L’’intégration africaine s’impose plus que jamais comme un levier stratégique de développement au Togo. La troisième édition du Forum d’Affaires Biashara Afrika, organisée du 18 au 20 mai 2026, à l’initiative du gouvernement togolais et de la Zone de Libre-Échange Continentale Africaine (ZLECAf), a mis en lumière le rôle déterminant de l’agriculture et du commerce dans la transformation économique du continent.
Au centre des échanges, un constat partagé : dans un monde marqué par les crises économiques, climatiques et géopolitiques, ces deux secteurs constituent des piliers essentiels de croissance et de résilience. Le panel intitulé : « Agriculture, commerce et résilience : garantir l’avenir de l’Afrique dans un monde fragmenté » a réuni experts, décideurs et partenaires techniques autour des enjeux de souveraineté alimentaire.

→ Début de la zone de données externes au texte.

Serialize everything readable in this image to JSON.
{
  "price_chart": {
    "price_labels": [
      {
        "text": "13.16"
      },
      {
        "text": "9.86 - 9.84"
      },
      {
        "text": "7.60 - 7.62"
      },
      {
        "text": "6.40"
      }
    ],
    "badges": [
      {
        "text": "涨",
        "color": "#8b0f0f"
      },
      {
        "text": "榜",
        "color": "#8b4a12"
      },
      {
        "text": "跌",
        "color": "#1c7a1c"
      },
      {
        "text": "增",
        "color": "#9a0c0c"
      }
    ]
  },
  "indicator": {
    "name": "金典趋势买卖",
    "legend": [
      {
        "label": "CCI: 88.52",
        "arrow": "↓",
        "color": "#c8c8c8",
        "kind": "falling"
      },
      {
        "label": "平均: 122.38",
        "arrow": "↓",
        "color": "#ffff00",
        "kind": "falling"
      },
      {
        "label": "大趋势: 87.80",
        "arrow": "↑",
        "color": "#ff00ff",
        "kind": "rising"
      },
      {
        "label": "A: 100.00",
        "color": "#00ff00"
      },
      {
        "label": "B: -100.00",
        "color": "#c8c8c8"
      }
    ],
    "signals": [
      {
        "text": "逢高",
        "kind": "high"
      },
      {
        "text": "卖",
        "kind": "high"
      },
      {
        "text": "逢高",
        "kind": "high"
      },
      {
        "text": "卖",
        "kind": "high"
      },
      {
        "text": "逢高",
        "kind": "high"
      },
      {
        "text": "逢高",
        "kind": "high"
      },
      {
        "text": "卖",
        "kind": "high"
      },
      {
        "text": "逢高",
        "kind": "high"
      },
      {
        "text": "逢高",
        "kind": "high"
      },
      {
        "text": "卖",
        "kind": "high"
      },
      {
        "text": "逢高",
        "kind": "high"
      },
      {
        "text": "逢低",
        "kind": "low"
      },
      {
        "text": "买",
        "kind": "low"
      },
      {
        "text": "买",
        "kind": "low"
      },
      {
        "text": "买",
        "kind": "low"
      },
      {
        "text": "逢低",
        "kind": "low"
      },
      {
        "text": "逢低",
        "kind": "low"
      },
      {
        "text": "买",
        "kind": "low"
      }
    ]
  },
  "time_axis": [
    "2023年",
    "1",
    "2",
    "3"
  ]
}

Face aux perturbations des chaînes d’approvisionnement et aux tensions internationales, les intervenants ont insisté sur l’urgence de renforcer les capacités de production agricole et de dynamiser les échanges intra-africains. Avec une croissance annuelle oscillant entre 4 % et 4,5 %, le secteur agricole africain affiche des performances solides, soutenues par des efforts de modernisation et des investissements dans les infrastructures logistiques.
Pour les participants, la ZLECAf représente une opportunité majeure pour accélérer cette dynamique. L’atteinte de la souveraineté alimentaire passe notamment par l’augmentation de la production, le développement des chaînes de valeur, l’industrialisation des filières et l’harmonisation des normes commerciales. Des produits à fort potentiel, tels que le maïs, le soja, la noix de palme ou encore les ressources halieutiques, ont été identifiés comme prioritaires.
Au Togo, certaines filières enregistrent déjà des avancées notables. Le soja biologique, en particulier, gagne du terrain sur les marchés régionaux et internationaux. La production nationale, estimée à 260 000 tonnes en 2024, pourrait atteindre 500 000 tonnes d’ici 2026.
Malgré ces progrès, plusieurs obstacles continuent de freiner le commerce intra-africain. Les participants ont pointé du doigt les lourdeurs administratives aux frontières, la complexité des procédures douanières et les insuffisances en matière de connectivité des corridors de transport.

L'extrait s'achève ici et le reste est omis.